Segundo Dornelles, apesar da intenção do governo de firmar uma PPP para a Cedae, a companhia não será privatizada, e as obras de melhorias do sistema de abastecimento da Baixada continuam tocadas pela empresa estatal:

— Ainda não temos estudos concluídos, mas ele (o projeto) está bem avançado. Vamos avaliar qual é a função da Cedae nessa política de saneamento.

Ele voltou a definir como “trágica” a situação do estado e disse ter consultado o governador Luiz Fernando Pezão — afastado para tratar um câncer — a respeito do pacote:

— Isso eu discuti nos últimos 30 dias com ele, e ele demonstrou apoio integral. Terminamos essas medidas e vamos pensar em outras. O governo tem um movimento permanente de reforma.

O presidente da Alerj, deputado Jorge Picciani (PMDB), também se reuniu com o governador. Ele aprova o pacote, mas afirma que cortaria mais secretarias.

— O governo está imerso na tarefa de reorganizar o estado. Acho pouco o corte de cinco secretarias, mas o governo garantiu que cortará mais, só precisa de tempo.
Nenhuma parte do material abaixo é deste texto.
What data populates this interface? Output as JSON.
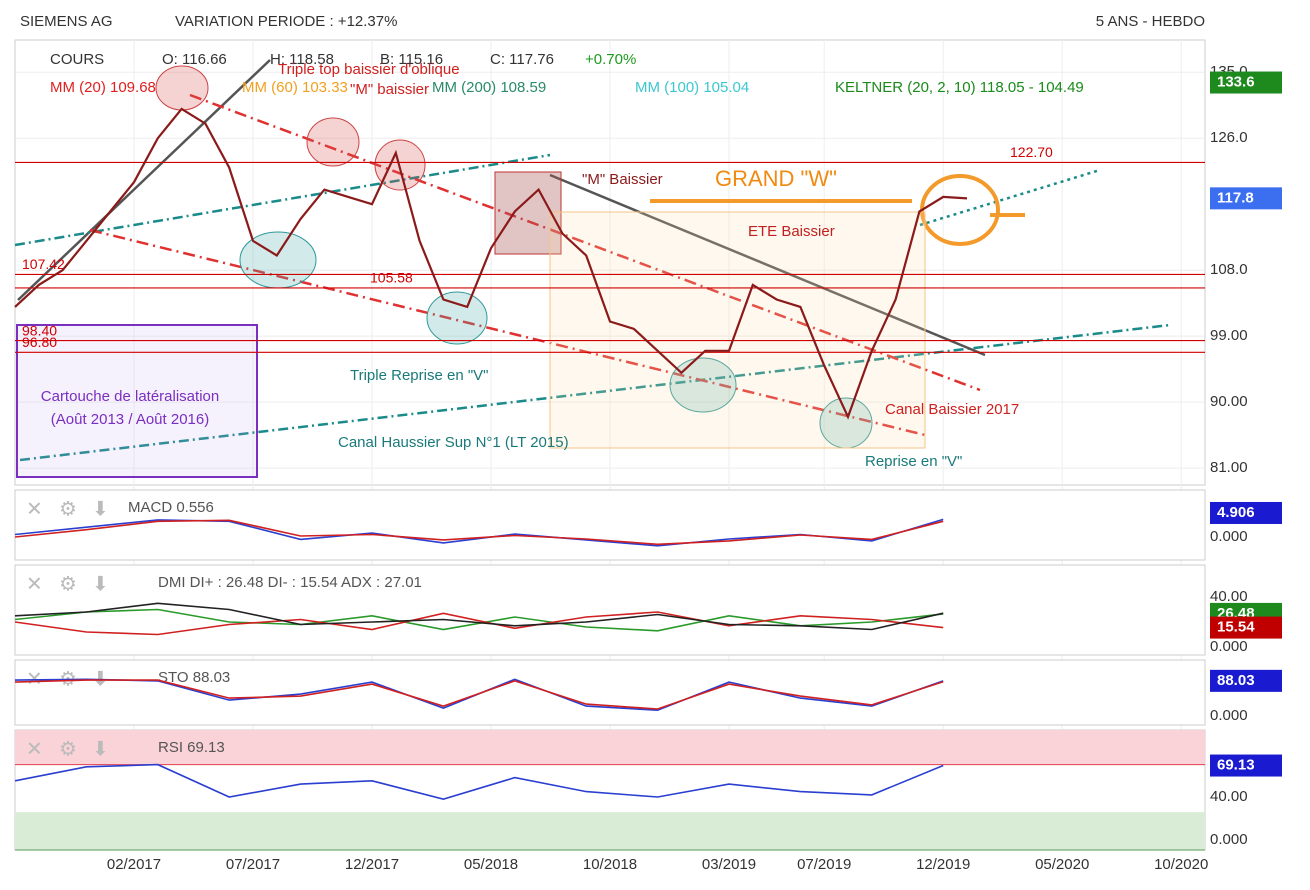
{
  "header": {
    "name": "SIEMENS AG",
    "variation": "VARIATION PERIODE : +12.37%",
    "period": "5 ANS - HEBDO"
  },
  "legend": {
    "cours": "COURS",
    "open": "O: 116.66",
    "high": "H: 118.58",
    "low": "B: 115.16",
    "close": "C: 117.76",
    "change": "+0.70%",
    "mm20": "MM (20)  109.68",
    "mm60": "MM (60)  103.33",
    "mm200": "MM (200)  108.59",
    "mm100": "MM (100)  105.04",
    "keltner": "KELTNER (20, 2, 10)  118.05 - 104.49"
  },
  "annotations": [
    "Triple top baissier d'oblique",
    "\"M\" baissier",
    "\"M\" Baissier",
    "GRAND \"W\"",
    "ETE Baissier",
    "Triple Reprise en \"V\"",
    "Canal Baissier 2017",
    "Cartouche de latéralisation",
    "(Août 2013 / Août 2016)",
    "Canal Haussier Sup N°1 (LT 2015)",
    "Reprise en \"V\""
  ],
  "chart_data": [
    {
      "type": "line",
      "xlim": [
        "2016-09",
        "2020-11"
      ],
      "xticks": [
        {
          "value": "2017-02",
          "label": "02/2017"
        },
        {
          "value": "2017-07",
          "label": "07/2017"
        },
        {
          "value": "2017-12",
          "label": "12/2017"
        },
        {
          "value": "2018-05",
          "label": "05/2018"
        },
        {
          "value": "2018-10",
          "label": "10/2018"
        },
        {
          "value": "2019-03",
          "label": "03/2019"
        },
        {
          "value": "2019-07",
          "label": "07/2019"
        },
        {
          "value": "2019-12",
          "label": "12/2019"
        },
        {
          "value": "2020-05",
          "label": "05/2020"
        },
        {
          "value": "2020-10",
          "label": "10/2020"
        }
      ],
      "ylim": [
        78.7,
        139.4
      ],
      "yticks": [
        {
          "value": 135,
          "label": "135.0"
        },
        {
          "value": 126,
          "label": "126.0"
        },
        {
          "value": 108,
          "label": "108.0"
        },
        {
          "value": 99,
          "label": "99.00"
        },
        {
          "value": 90,
          "label": "90.00"
        },
        {
          "value": 81,
          "label": "81.00"
        }
      ],
      "grid": true,
      "x": [
        "2016-09",
        "2016-10",
        "2016-11",
        "2016-12",
        "2017-01",
        "2017-02",
        "2017-03",
        "2017-04",
        "2017-05",
        "2017-06",
        "2017-07",
        "2017-08",
        "2017-09",
        "2017-10",
        "2017-11",
        "2017-12",
        "2018-01",
        "2018-02",
        "2018-03",
        "2018-04",
        "2018-05",
        "2018-06",
        "2018-07",
        "2018-08",
        "2018-09",
        "2018-10",
        "2018-11",
        "2018-12",
        "2019-01",
        "2019-02",
        "2019-03",
        "2019-04",
        "2019-05",
        "2019-06",
        "2019-07",
        "2019-08",
        "2019-09",
        "2019-10",
        "2019-11",
        "2019-12",
        "2020-01"
      ],
      "series": [
        {
          "name": "COURS",
          "color": "#8b1a1a",
          "values": [
            103,
            106,
            108,
            112,
            116,
            120,
            126,
            130,
            128,
            122,
            112,
            110,
            115,
            119,
            118,
            117,
            124,
            112,
            104,
            103,
            111,
            116,
            119,
            113,
            110,
            101,
            100,
            97,
            94,
            97,
            97,
            106,
            104,
            103,
            95,
            88,
            97,
            104,
            116,
            118,
            117.8
          ]
        }
      ],
      "levels": [
        {
          "value": 122.7,
          "label": "122.70",
          "color": "#d00000"
        },
        {
          "value": 107.42,
          "label": "107.42",
          "color": "#d00000"
        },
        {
          "value": 105.58,
          "label": "105.58",
          "color": "#d00000"
        },
        {
          "value": 98.4,
          "label": "98.40",
          "color": "#d00000"
        },
        {
          "value": 96.8,
          "label": "96.80",
          "color": "#d00000"
        }
      ],
      "badges": [
        {
          "value": 133.6,
          "label": "133.6",
          "color": "#1e8a1e"
        },
        {
          "value": 117.8,
          "label": "117.8",
          "color": "#3b6ff0"
        }
      ]
    },
    {
      "type": "line",
      "title": "MACD  0.556",
      "ylim": [
        -4.7,
        9.6
      ],
      "yticks": [
        {
          "value": 0,
          "label": "0.000"
        }
      ],
      "x": [
        "2016-09",
        "2016-12",
        "2017-03",
        "2017-06",
        "2017-09",
        "2017-12",
        "2018-03",
        "2018-06",
        "2018-09",
        "2018-12",
        "2019-03",
        "2019-06",
        "2019-09",
        "2019-12"
      ],
      "series": [
        {
          "name": "MACD",
          "color": "#2a3fd0",
          "values": [
            0.5,
            2,
            3.5,
            3.2,
            -0.5,
            0.8,
            -1.2,
            0.6,
            -0.6,
            -1.8,
            -0.4,
            0.5,
            -0.8,
            3.6
          ]
        },
        {
          "name": "Signal",
          "color": "#d02020",
          "values": [
            0,
            1.5,
            3.2,
            3.4,
            0.2,
            0.5,
            -0.6,
            0.3,
            -0.4,
            -1.5,
            -0.8,
            0.4,
            -0.5,
            3.2
          ]
        }
      ],
      "badges": [
        {
          "value": 4.906,
          "label": "4.906",
          "color": "#1a1ad0"
        }
      ]
    },
    {
      "type": "line",
      "title": "DMI  DI+ : 26.48  DI- : 15.54  ADX : 27.01",
      "ylim": [
        -6.4,
        65.6
      ],
      "yticks": [
        {
          "value": 40,
          "label": "40.00"
        },
        {
          "value": 0,
          "label": "0.000"
        }
      ],
      "x": [
        "2016-09",
        "2016-12",
        "2017-03",
        "2017-06",
        "2017-09",
        "2017-12",
        "2018-03",
        "2018-06",
        "2018-09",
        "2018-12",
        "2019-03",
        "2019-06",
        "2019-09",
        "2019-12"
      ],
      "series": [
        {
          "name": "DI+",
          "color": "#2a9a2a",
          "values": [
            22,
            28,
            30,
            20,
            18,
            25,
            14,
            24,
            16,
            13,
            25,
            17,
            20,
            26.48
          ]
        },
        {
          "name": "DI-",
          "color": "#d02020",
          "values": [
            20,
            12,
            10,
            18,
            22,
            14,
            27,
            15,
            24,
            28,
            17,
            25,
            22,
            15.54
          ]
        },
        {
          "name": "ADX",
          "color": "#222222",
          "values": [
            25,
            28,
            35,
            30,
            18,
            20,
            22,
            17,
            20,
            26,
            18,
            17,
            14,
            27.01
          ]
        }
      ],
      "badges": [
        {
          "value": 26.48,
          "label": "26.48",
          "color": "#1e8a1e"
        },
        {
          "value": 15.54,
          "label": "15.54",
          "color": "#c00000"
        }
      ]
    },
    {
      "type": "line",
      "title": "STO  88.03",
      "ylim": [
        -22,
        140
      ],
      "yticks": [
        {
          "value": 0,
          "label": "0.000"
        }
      ],
      "x": [
        "2016-09",
        "2016-12",
        "2017-03",
        "2017-06",
        "2017-09",
        "2017-12",
        "2018-03",
        "2018-06",
        "2018-09",
        "2018-12",
        "2019-03",
        "2019-06",
        "2019-09",
        "2019-12"
      ],
      "series": [
        {
          "name": "%K",
          "color": "#2a3fd0",
          "values": [
            90,
            92,
            88,
            40,
            55,
            85,
            20,
            92,
            25,
            15,
            85,
            45,
            25,
            88.03
          ]
        },
        {
          "name": "%D",
          "color": "#d02020",
          "values": [
            85,
            90,
            90,
            45,
            50,
            80,
            25,
            88,
            30,
            18,
            80,
            50,
            28,
            86
          ]
        }
      ],
      "badges": [
        {
          "value": 88.03,
          "label": "88.03",
          "color": "#1a1ad0"
        }
      ]
    },
    {
      "type": "line",
      "title": "RSI  69.13",
      "ylim": [
        -9,
        102
      ],
      "yticks": [
        {
          "value": 40,
          "label": "40.00"
        },
        {
          "value": 0,
          "label": "0.000"
        }
      ],
      "zones": [
        {
          "from": 70,
          "to": 102,
          "color": "#f9d3d8"
        },
        {
          "from": -9,
          "to": 26,
          "color": "#d8ecd6"
        }
      ],
      "x": [
        "2016-09",
        "2016-12",
        "2017-03",
        "2017-06",
        "2017-09",
        "2017-12",
        "2018-03",
        "2018-06",
        "2018-09",
        "2018-12",
        "2019-03",
        "2019-06",
        "2019-09",
        "2019-12"
      ],
      "series": [
        {
          "name": "RSI",
          "color": "#2a3fd0",
          "values": [
            55,
            68,
            70,
            40,
            52,
            55,
            38,
            58,
            45,
            40,
            52,
            45,
            42,
            69.13
          ]
        }
      ],
      "badges": [
        {
          "value": 69.13,
          "label": "69.13",
          "color": "#1a1ad0"
        }
      ]
    }
  ]
}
Eu considero que está sendo prudente e eficaz nessas medidas. E tenho certeza de que tomará outras.

Para Mauro Osório, economista e professor da UFRJ, o ajuste é um “gesto simbólico”:

— Acho que, do ponto de vista da gestão, até melhora, porque diminuir o número de secretarias pode permitir uma administração mais arrumada. Já o corte de políticas sociais é ruim. Mas precisamos discutir a questão das aposentadorias, renegociar a dívida com a União e ampliar o planejamento e adensamento produtivo.

 

 

O globo, n. 30257, 09/06/2016. País, p. 10.